The following is taken verbatim from the Oberlin Review of May 23, 1939, announcing the presentation of the pageant, [first presented in 1927] again featuring Conna Bell Shaw as The Juggler.
"Professor Freddie Artz, surveying his gatherings in the rich fields of mediaeval legend, poetry, and folklore, discovered among the naive tales of piety used by the monks for the edification of the unlettered people the story of the roving vaga-bond juggler, who, turning in penitence from his sinful calling, was accepted by the Holy Virgin because of the sincerity of his devotion to her name. Having no other accomplishments but those of his humble craft, he used them before her wonder-working image as his testimony of his love, and, so, in the moment of his death, he obtained from her grace and salvation.
In the original tale, the characters are simply monks and a band of disreputable minstrels, jugglers, and acrobats such as wandered about in Europe during the Middle Ages, amusing the nobility in their palaces and castles and the populace in the marketplaces of the towns... Mr. Artz has replaced the uncouth, humble-minded juggler and dancer by a lithe and comely figure, whose fair aspect and supple grace would beguile the most solemn monks from their devotions."

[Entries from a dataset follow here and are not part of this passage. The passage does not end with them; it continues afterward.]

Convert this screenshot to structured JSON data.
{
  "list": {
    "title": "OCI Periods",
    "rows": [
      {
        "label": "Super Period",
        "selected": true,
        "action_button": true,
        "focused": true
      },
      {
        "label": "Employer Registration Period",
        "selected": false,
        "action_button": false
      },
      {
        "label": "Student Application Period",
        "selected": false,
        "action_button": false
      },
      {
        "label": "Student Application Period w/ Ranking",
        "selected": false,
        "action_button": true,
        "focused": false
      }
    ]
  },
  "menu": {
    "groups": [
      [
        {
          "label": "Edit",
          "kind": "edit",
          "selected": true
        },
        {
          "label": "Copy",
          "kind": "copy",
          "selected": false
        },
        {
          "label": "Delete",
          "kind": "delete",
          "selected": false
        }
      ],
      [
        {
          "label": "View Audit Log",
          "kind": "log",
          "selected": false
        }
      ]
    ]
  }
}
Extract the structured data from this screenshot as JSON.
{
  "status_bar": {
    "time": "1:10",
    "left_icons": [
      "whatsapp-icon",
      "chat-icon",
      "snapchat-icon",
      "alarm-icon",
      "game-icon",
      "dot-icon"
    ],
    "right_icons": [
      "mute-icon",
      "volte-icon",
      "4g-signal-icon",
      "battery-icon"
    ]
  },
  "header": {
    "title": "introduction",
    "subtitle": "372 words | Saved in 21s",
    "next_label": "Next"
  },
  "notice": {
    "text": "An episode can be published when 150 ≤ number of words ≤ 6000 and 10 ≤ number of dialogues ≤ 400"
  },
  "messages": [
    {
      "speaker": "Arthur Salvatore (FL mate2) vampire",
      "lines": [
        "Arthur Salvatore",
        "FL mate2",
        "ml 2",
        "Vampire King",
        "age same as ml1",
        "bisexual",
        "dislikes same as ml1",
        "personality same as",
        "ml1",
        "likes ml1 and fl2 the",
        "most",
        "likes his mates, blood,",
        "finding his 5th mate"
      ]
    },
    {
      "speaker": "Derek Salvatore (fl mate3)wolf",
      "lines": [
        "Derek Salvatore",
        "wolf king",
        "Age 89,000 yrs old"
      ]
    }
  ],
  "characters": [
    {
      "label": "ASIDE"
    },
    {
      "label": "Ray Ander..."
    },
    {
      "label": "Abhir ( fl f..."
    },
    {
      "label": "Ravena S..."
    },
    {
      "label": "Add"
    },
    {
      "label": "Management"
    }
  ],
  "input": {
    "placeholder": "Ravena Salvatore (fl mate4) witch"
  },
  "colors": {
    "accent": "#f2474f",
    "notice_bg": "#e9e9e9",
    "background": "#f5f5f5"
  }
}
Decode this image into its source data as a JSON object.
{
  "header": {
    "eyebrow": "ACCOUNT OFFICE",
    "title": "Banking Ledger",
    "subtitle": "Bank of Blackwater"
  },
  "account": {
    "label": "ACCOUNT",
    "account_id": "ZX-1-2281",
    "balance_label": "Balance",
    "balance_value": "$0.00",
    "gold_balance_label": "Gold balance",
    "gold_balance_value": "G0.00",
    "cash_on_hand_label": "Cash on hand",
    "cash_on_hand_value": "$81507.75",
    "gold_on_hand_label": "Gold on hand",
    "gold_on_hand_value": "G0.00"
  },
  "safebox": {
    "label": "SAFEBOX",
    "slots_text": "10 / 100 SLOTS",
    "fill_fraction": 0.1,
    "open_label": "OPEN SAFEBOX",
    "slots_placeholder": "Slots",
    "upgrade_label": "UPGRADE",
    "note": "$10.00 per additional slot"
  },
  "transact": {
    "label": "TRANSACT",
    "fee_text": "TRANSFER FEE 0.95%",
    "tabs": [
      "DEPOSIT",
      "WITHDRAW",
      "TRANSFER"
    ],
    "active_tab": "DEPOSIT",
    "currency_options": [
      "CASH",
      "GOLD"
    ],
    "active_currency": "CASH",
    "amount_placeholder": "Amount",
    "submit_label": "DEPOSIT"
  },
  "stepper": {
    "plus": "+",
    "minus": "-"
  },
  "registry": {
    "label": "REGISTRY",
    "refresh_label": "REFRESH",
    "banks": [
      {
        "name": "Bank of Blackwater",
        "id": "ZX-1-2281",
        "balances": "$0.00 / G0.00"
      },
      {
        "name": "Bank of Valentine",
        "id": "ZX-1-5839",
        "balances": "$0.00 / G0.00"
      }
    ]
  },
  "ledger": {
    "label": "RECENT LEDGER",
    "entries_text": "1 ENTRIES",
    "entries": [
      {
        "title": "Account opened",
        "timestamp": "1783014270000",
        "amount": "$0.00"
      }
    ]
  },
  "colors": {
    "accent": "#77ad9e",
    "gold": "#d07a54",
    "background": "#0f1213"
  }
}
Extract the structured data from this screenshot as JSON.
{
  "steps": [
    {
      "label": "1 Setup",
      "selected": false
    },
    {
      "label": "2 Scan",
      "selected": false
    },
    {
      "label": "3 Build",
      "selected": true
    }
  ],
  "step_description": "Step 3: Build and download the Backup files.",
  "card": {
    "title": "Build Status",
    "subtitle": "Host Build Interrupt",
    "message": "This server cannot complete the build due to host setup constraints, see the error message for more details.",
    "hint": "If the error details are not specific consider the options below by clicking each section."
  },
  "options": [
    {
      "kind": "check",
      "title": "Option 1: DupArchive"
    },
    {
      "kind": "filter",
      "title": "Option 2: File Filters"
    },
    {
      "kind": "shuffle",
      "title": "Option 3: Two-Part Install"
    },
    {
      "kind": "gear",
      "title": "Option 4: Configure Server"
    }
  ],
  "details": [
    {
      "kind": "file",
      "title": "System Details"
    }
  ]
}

The Oberlin Review of June 26, 1939, continued with a description of the performance, with a cast of 300, to begin that evening:
Entering a mediaeval market scene in the first act, she will dance for the peasants and the townspeople, a lively and fast-moving dance which includes a considerable amount of juggling and acrobatics... reaching a climax in the last scene when she dances and performs in praise of the Virgin, exerting herself in her en-thusiasm to her greatest effort, working herself into a frenzy, and dancing madly until she collapses of sheer exhaustion."